Madison-based international consultant wants ‘stretch targets’ for state economy, education

David Baskerville says Wisconsin needs “stretch targets” in a big way — and this has nothing to do with Wisconsinites’ penchant for fatty foods.

It’s about positioning the state economy for future growth.

Fist, the retired executive and international consultant would like the Badger State to increase its per capita income to 10 percent above Minnesota’s within 20 years. Wisconsin – which led its neighbor to the west until 1980 – currently lags behind Minnesota in per capita income by a hefty $4,600, says Baskerville.

The second goal is for Wisconsin students to reach the math test score levels of their counterparts in Singapore and Finland, Japanese levels in science and Canadian levels in reading. If they don’t, he says, Wisconsin will fall further behind its national and international competition and have a harder time attracting companies to set up shop in the Badger state – to say nothing of keeping the ones that are here.

“In visits to many, many factories, I observed that somehow our workers weren’t reading, writing and counting as well as workers in the first world and even some of the developing countries,” he says.

Baskerville, who was born and raised in Madison, spent eight years in Japan with his Lutheran missionary parents. He went to business school in Boston and had a 40-year-long career away from the Badger State. He returned to the capital city in 1993 to set up a consulting office from where he mostly helping Fortune 500 companies with their strategic planning.

He was in China five times last year, but plans to reduce that work as he spends more time garnering support for his stretch targets for Wisconsin.
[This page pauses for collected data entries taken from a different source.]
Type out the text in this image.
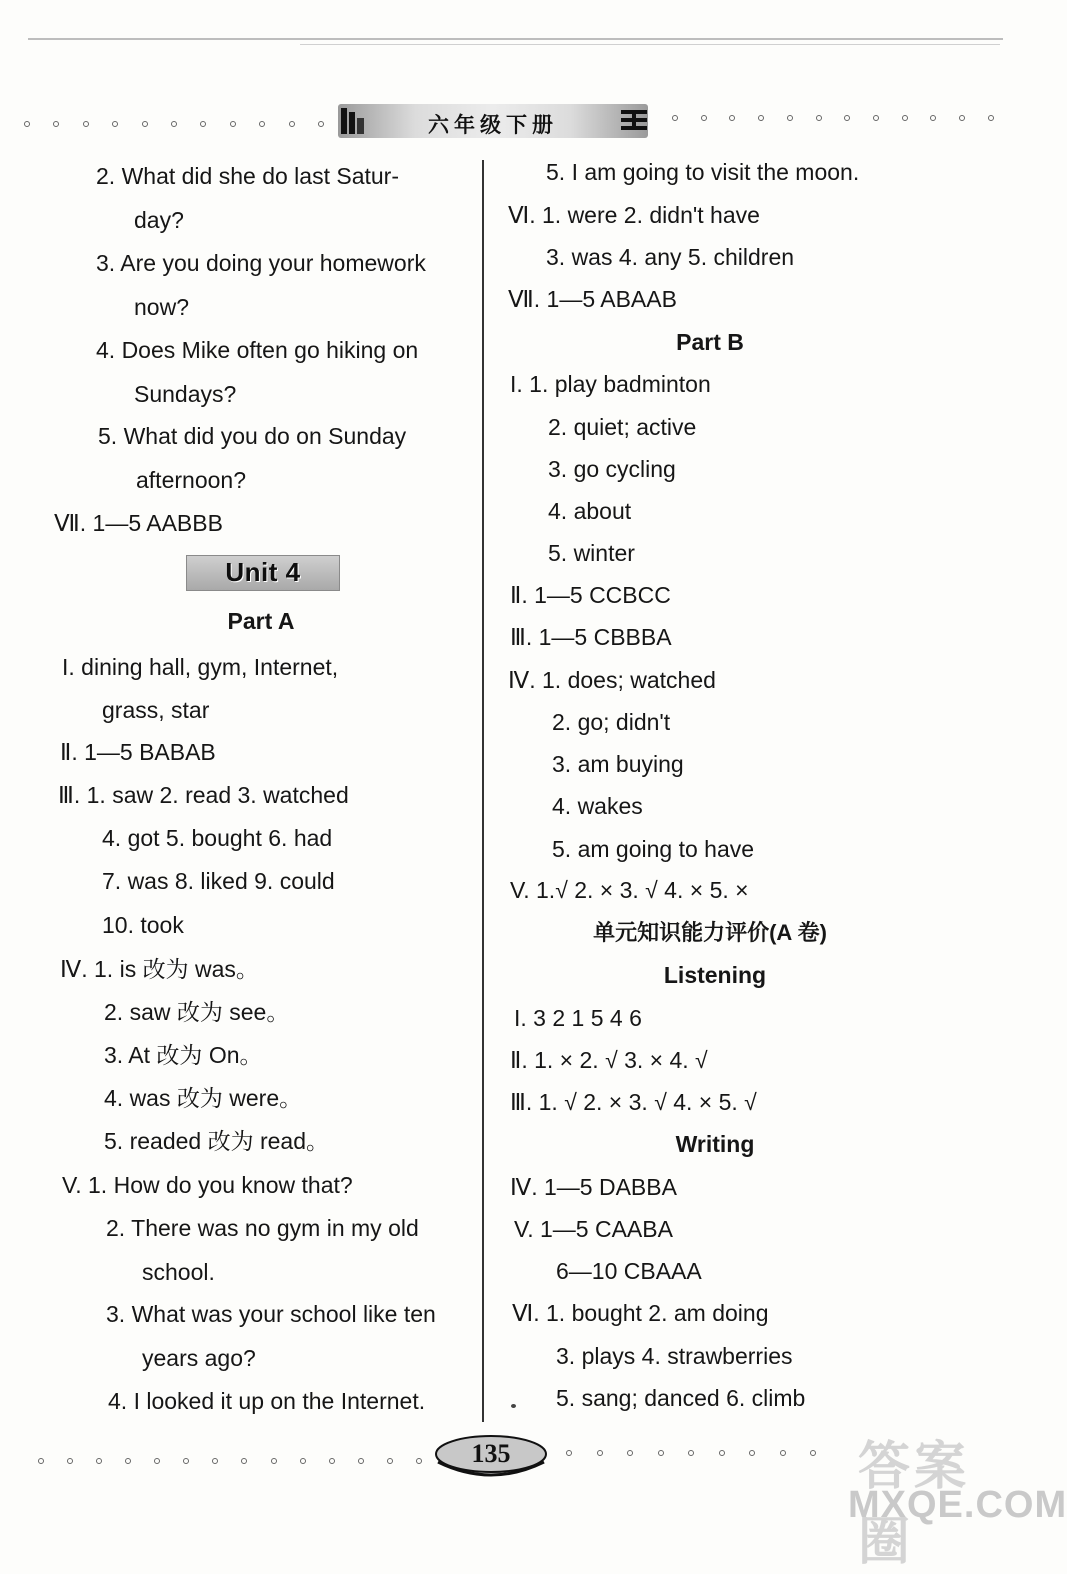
六年级下册
2. What did she do last Satur-
day?
3. Are you doing your homework
now?
4. Does Mike often go hiking on
Sundays?
5. What did you do on Sunday
afternoon?
Ⅶ. 1—5 AABBB
Unit 4
Part A
I. dining hall, gym, Internet,
grass, star
Ⅱ. 1—5 BABAB
Ⅲ. 1. saw 2. read 3. watched
4. got 5. bought 6. had
7. was 8. liked 9. could
10. took
Ⅳ. 1. is 改为 was。
2. saw 改为 see。
3. At 改为 On。
4. was 改为 were。
5. readed 改为 read。
V. 1. How do you know that?
2. There was no gym in my old
school.
3. What was your school like ten
years ago?
4. I looked it up on the Internet.
5. I am going to visit the moon.
Ⅵ. 1. were 2. didn't have
3. was 4. any 5. children
Ⅶ. 1—5 ABAAB
Part B
I. 1. play badminton
2. quiet; active
3. go cycling
4. about
5. winter
Ⅱ. 1—5 CCBCC
Ⅲ. 1—5 CBBBA
Ⅳ. 1. does; watched
2. go; didn't
3. am buying
4. wakes
5. am going to have
V. 1.√ 2. × 3. √ 4. × 5. ×
单元知识能力评价(A 卷)
Listening
I. 3 2 1 5 4 6
Ⅱ. 1. × 2. √ 3. × 4. √
Ⅲ. 1. √ 2. × 3. √ 4. × 5. √
Writing
Ⅳ. 1—5 DABBA
V. 1—5 CAABA
6—10 CBAAA
Ⅵ. 1. bought 2. am doing
3. plays 4. strawberries
5. sang; danced 6. climb
135	答案圈
MXQE.COM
He currently distributes a scorecard every four months tracking how the state is doing. He now has around 200 recipients, but has the lofty goal of reaching several million.

Baskerville wants to make it clear that he thinks Wisconsin – warts and all – is a wonderful state. And he’s more than a little proud of UW-Madison, one of the country’s top research universities, and homegrown success stories like Promega and Epic.

“I love the four seasons, and I have no regrets about living here, even when it is minus 10 below zero,” quipped Baskerville, who says former colleagues who now live in Florida or Hawaii sometimes call him during the winter to ask about life in the frozen north.

“Wisconsin is great, but it’s in trouble economically and it’s not going forward in the right direction,” he said. “And like many parts of the country – most of them – we also have real challenges in K-12 education.”

Baskerville says he’s politically independent, but has become an activist in order to hold state leaders accountable.

“I’ve been drawn into this, because I care about our state and because I think my business experience could be helpful,” he said. “In business, it’s important to get an organization committed to long-term goals – which they usually only do because they are in dire straits or have an unusual opportunity.

“It also can bring the troops together, so to speak. It takes a lot of work because the first reaction in an organization with stockholders and boards is ‘You can’t do it… shouldn’t do it… no one has ever done it … we don’t have the resources to do it…'”

But Baskerville says such goals can work, citing the U.S. successful target of putting a man on the moon or the work of Louis Gerstner, credited with turning IBM around in the 1990s.

“The reason I think this should apply to Wisconsin is that we have many good people here,” says Baskerville, who argued that the Badger State should go after foreign investment aggressively. He notes that since the 1980s, other states have attracted 16 good-paying, foreign automobile factories.

But with the current hyper-partisan political climate in Wisconsin, he says it will take a groundswell of effort by ordinary and angry citizens – not politicians at the top – saying “this is where we ought to be.”

Adds Baskerville: “But we have the resources to get there if we have the political will. And by the way, we have a fairly simple scorecard to keep track of our progress.”

Baskerville likes to use the comparison to Minnesota because it is demographically similar to Wisconsin and has even colder winters.

During his numerous trips to Minnesota, he’s realized “something different is going on up there.

“When I was a kid growing up in the 40s and 50s we had a better economy than Minnesota. Starting in 1980, they moved ahead of us. During that time, they have moved from No. 19 to No. 14 in the country. We have moved from No. 18 to No. 30. That tells me something isn’t going quite right. They have many times the venture capital investments that we have and they’ve been able to keep more of their large company headquarters from departing. But I think there’s more, too.”